In collecting data and developing the visualizations I omitted some data that would lead to “false positives”, e.g. duplicate two-factor authentication messages, refreshing the same page, accidentally downloading multiple files. While these false positives may be identified and algorithmically removed from learning analytic data sets, other types of false positives might not be – Brown (2020) recalls viewing students take multiple clickers out to presumably also give their friends attendance points. This raises concerns of the quality, validity, and trustworthiness of these data sets. Measures such as student attendance and student engagement are often also treated as proxy measures for instructor performance (Williamson, 2020). Instructor B from Brown (2020) notes their concern for the end of year evaluations in conjunction with a review of student data, namely attendance data, as they do not require attendance. Could these datafied performance evaluations lead to changing instructors changing policies to ensure favorable performance evaluations?


Brown, M. 2020. Seeing students at scale: how faculty in large lecture courses act upon learning analytics dashboard data. Teaching in Higher Education. 25(4), pp. 384-400

Williamson, B. Bayne, S. Shay, S. 2020. The datafication of teaching in Higher Education: critical issues and perspectives. Teaching in Higher Education. 25(4), pp. 351-365.

a week of beverages

To start the new block, ‘Teaching’ with Data, I decided to collect my drinking habits throughout the week. For this block I will also try to transform the hand-drawn visualizations into a more “traditional” data analytics dashboard.

Methodology

Throughout the week I recorded what I drank, whether or not I purchased the beverages from a restaurant/cafe, whether I also had a snack/meal with the beverage, and a non-numerical consumption amount (e.g. a few sips, a large tea, a glass of juice, etc).

I did not fully record what I drank on Thursday – the last entry recorded is the water I had with dinner. I noticed this error Friday morning and did not append the data since I had not recorded it on Thursday. This is an attempt at modeling tracking applications as many do not allow you to append the data yourself either. This hints to the fact that data sets are often representative and limited.

The data for the week resulted in the following visualizations.

Block 2: Week 6 Visualization – a week of beverages
Sample Teachers Dashboard

Design and Discussion

The dashboard view was developed using Metabase (dependent on a local database [SQLite]) and Adobe XD. My hand-drawn visualizations are drawn using GoodNotes on my iPad.
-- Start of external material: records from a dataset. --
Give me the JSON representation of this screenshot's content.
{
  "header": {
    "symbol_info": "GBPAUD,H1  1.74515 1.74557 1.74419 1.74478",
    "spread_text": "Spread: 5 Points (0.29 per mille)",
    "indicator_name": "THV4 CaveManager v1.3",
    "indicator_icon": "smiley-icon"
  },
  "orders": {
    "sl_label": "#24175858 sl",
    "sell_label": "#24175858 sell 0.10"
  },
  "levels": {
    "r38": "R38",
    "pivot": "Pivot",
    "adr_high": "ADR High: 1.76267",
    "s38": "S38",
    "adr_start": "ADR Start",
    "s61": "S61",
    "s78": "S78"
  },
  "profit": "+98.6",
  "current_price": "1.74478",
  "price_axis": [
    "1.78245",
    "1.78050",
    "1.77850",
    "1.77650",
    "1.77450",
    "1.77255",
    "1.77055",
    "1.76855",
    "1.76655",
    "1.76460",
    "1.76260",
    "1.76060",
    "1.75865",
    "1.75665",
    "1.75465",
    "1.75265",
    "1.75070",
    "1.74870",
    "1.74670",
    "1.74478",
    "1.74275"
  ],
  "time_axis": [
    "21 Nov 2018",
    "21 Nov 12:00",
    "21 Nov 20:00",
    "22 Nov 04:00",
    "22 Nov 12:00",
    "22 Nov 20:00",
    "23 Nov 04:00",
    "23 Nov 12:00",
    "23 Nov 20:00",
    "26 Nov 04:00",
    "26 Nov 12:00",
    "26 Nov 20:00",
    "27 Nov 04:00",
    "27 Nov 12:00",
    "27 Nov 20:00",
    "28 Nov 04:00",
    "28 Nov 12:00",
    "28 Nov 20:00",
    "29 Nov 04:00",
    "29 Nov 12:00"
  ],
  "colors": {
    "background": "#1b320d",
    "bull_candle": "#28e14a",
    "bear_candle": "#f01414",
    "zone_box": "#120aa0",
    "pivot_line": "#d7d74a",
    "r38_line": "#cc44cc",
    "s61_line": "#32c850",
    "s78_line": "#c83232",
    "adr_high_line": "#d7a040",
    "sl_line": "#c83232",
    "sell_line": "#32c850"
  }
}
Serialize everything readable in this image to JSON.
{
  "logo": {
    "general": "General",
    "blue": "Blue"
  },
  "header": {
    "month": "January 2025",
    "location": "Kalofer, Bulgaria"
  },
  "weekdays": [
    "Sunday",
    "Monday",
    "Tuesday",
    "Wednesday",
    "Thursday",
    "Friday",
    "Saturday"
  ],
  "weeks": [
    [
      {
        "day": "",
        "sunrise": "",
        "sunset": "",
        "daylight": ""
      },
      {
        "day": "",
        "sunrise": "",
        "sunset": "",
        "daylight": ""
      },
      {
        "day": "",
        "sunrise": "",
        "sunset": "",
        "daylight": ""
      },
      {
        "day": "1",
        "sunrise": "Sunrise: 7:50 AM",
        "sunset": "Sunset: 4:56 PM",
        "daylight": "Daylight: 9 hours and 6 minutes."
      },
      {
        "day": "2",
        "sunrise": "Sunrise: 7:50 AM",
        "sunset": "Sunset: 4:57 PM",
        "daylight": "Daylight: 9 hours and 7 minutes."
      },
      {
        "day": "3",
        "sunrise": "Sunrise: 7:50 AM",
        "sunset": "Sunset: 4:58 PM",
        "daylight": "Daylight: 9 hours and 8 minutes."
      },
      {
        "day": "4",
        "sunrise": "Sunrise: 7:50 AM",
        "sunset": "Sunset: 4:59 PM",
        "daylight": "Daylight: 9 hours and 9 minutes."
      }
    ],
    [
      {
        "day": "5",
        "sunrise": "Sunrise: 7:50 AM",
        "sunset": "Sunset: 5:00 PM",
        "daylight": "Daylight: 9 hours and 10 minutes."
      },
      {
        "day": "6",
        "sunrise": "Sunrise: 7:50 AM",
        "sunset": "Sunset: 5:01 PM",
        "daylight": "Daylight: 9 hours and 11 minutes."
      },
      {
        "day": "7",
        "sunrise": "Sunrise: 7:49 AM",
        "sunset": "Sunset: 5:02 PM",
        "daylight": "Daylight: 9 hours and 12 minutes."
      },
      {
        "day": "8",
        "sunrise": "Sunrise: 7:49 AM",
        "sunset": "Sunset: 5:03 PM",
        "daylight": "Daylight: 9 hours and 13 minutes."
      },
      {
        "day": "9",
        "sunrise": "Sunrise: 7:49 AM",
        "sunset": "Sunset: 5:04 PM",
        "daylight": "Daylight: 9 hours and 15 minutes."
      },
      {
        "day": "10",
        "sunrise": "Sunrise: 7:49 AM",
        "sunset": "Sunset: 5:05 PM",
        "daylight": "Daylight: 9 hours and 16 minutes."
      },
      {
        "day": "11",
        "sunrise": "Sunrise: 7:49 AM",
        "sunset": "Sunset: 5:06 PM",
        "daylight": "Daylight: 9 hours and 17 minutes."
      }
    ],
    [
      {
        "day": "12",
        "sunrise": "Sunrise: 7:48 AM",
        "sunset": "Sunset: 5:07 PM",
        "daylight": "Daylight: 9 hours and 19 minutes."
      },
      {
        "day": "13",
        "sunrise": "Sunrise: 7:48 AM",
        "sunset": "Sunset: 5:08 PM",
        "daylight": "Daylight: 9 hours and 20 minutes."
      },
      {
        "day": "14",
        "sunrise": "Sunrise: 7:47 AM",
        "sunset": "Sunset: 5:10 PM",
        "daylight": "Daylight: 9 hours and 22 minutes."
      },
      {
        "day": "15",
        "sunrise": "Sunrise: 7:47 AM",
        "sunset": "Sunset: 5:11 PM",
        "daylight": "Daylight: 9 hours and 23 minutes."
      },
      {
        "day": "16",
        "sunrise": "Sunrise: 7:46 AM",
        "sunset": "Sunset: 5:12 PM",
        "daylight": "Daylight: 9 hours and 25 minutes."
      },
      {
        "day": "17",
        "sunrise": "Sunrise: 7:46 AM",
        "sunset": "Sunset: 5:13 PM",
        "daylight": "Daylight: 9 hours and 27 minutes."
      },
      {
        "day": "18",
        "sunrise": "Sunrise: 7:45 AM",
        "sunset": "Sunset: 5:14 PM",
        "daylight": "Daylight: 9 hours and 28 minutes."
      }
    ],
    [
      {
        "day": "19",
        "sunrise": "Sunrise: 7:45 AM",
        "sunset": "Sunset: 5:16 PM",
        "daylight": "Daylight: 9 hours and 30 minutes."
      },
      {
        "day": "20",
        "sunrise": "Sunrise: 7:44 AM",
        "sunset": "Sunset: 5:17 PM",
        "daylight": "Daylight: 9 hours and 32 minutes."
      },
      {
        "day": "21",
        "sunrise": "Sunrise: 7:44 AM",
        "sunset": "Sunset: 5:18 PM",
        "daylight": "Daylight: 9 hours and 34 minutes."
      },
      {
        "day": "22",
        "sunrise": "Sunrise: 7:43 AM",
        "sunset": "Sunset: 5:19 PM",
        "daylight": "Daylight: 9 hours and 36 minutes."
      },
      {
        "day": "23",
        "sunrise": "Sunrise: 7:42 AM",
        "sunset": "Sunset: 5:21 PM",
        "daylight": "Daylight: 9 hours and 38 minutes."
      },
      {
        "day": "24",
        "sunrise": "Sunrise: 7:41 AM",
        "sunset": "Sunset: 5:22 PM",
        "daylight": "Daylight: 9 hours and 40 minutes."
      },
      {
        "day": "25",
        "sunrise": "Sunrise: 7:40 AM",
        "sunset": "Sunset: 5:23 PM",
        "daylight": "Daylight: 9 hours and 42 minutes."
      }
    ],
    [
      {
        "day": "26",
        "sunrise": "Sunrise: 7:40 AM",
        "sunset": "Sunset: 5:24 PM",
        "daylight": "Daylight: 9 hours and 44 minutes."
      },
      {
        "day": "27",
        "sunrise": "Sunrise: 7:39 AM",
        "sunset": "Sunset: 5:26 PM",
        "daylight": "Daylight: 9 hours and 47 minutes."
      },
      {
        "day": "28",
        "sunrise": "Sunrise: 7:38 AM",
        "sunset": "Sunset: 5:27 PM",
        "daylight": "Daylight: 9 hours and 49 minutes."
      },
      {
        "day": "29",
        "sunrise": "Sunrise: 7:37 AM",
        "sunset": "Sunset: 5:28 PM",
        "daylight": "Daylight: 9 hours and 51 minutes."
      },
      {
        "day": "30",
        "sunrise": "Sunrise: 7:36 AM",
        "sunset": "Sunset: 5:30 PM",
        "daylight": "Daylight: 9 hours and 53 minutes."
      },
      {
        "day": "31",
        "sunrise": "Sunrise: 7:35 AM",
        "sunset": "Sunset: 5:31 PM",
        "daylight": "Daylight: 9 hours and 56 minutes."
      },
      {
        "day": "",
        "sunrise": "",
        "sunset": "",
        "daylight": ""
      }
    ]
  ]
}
In designing both visualizations, I found the most difficult aspect to convey was the amount consumed. Since I did not record a numerical value, I had to estimate one for each amount, which carries some assumptions: (1) I drank the entire bottled or purchased beverage, (2) I follow volume averages for “sips” and “gulps”, and (3) the initial volume was consistent across non-bottled beverages. For the hand-drawn visualization, I settled for the dashed line system above the drink category, where: single line is 4-9 fl oz, a double line is 10-15 fl oz, and a triple line is 16 and more fl oz.

For the dashboard view, I was limited not only by the lack of precise numerical values, but also the customization capabilities of the software and the translation of data into a database table. Consequently, I decided to use the number of dashes as the amount consumed. I also kept the system relatively simple – a single table with columns: drink (text), purchased (boolean), amount (integer), food (boolean), and day (text). In a more expansive system (and more robust database queries), some of the limitations, but not all, of the customization options could be overcome. However, in the classroom teachers may not have access to modify or view the structure of the backend. This restriction hinders a true and complete understanding of how the visualization is developed and what conclusions can be drawn.